Anche in considerazione dello scenario europeo, con la direttiva, il Ministro per la Pubblica Amministrazione intende, innanzitutto, richiamare l’attenzione delle amministrazioni in indirizzo in merito alla corretta attuazione dei contenuti delle suddette linee guida, con particolare riferimento, fra l’altro, a:
- l’adozione di modalità di valutazione che vadano oltre - soprattutto per il personale dirigenziale - la sola valutazione effettuata dal superiore gerarchico e che coinvolgano una pluralità di soggetti, interni o esterni all’organizzazione, per arrivare gradualmente alla valutazione a 360°;
- la corretta definizione della correlazione fra performance individuale e performance organizzativa;
- la necessità che i Sistemi di misurazione e valutazione delle performance (di seguito SMVP) siano in grado di assicurare un’adeguata differenziazione delle valutazioni (alle quale la contrattazione collettiva deve adeguarsi) quale leva essenziale per l’efficace gestione delle risorse umane, utilizzando strumenti quali momenti di confronto, feedback, omogeneizzazione, che sono in grado di agire sul livello di equità percepita da parte dei soggetti valutati;
- la definizione, all’interno del SMVP, di cosa l’amministrazione intenda per valutazione negativa, definendo, ad esempio, una soglia di punteggio minima (all’interno della scala di valutazione definita nel Sistema stesso) al di sotto della quale la valutazione deve intendersi negativa;
- l’introduzione di forme di rewarding per chi ha contribuito maggiormente al miglioramento della performance dell’amministrazione.

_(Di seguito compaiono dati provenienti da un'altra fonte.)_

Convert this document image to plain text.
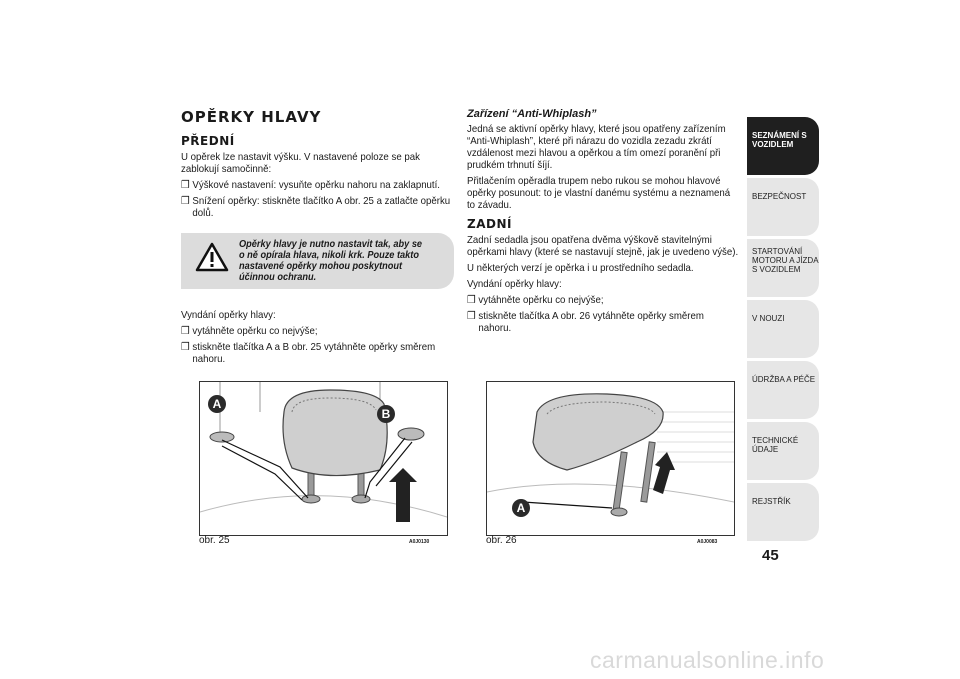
OPĚRKY HLAVY
PŘEDNÍ

U opěrek lze nastavit výšku. V nastavené poloze se pak zablokují samočinně:

❒ Výškové nastavení: vysuňte opěrku nahoru na zaklapnutí.

❒ Snížení opěrky: stiskněte tlačítko A obr. 25 a zatlačte opěrku dolů.

Opěrky hlavy je nutno nastavit tak, aby se o ně opírala hlava, nikoli krk. Pouze takto nastavené opěrky mohou poskytnout účinnou ochranu.

Vyndání opěrky hlavy:

❒ vytáhněte opěrku co nejvýše;

❒ stiskněte tlačítka A a B obr. 25 vytáhněte opěrky směrem nahoru.

Zařízení “Anti-Whiplash”

Jedná se aktivní opěrky hlavy, které jsou opatřeny zařízením “Anti-Whiplash”, které při nárazu do vozidla zezadu zkrátí vzdálenost mezi hlavou a opěrkou a tím omezí poranění při prudkém trhnutí šíjí.

Přitlačením opěradla trupem nebo rukou se mohou hlavové opěrky posunout: to je vlastní danému systému a neznamená to závadu.

ZADNÍ

Zadní sedadla jsou opatřena dvěma výškově stavitelnými opěrkami hlavy (které se nastavují stejně, jak je uvedeno výše).

U některých verzí je opěrka i u prostředního sedadla.

Vyndání opěrky hlavy:

❒ vytáhněte opěrku co nejvýše;

❒ stiskněte tlačítka A obr. 26 vytáhněte opěrky směrem nahoru.

A
B
obr. 25	A0J0130
A
obr. 26	A0J0083
SEZNÁMENÍ S VOZIDLEM
BEZPEČNOST
STARTOVÁNÍ MOTORU A JÍZDA S VOZIDLEM
V NOUZI
ÚDRŽBA A PÉČE
TECHNICKÉ ÚDAJE
REJSTŘÍK
45
carmanualsonline.info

Il Ministro, inoltre, intende fornire ulteriori indicazioni volte a:
- migliorare l’efficacia e l’utilità dei sistemi attualmente in uso per la valutazione della performance individuale dei dirigenti, ponendo al centro del processo di valutazione la leadership quale leva abilitante per il funzionamento delle organizzazioni;
- ribadire l’importanza del rispetto dei limiti previsti in sede di contrattazione collettiva per le “eccellenze”;
- promuovere il ruolo fondamentale della formazione nella valutazione individuale. In particolare, per i dirigenti occorrerà stabilire priorità formative sia per il perfezionamento delle competenze personali, sia per l’efficace svolgimento del ruolo dirigenziale, al fine di poter guidare con successo il personale assegnato e fungere da leader del cambiamento nell’organizzazione;
- favorire l’individuazione di nuove forme di premialità, in relazione al conseguimento di elevate performance individuali e organizzative, valorizzando in questo modo il merito e riconoscendo il valore aggiunto che ciascuno può rappresentare all’interno di ogni amministrazione.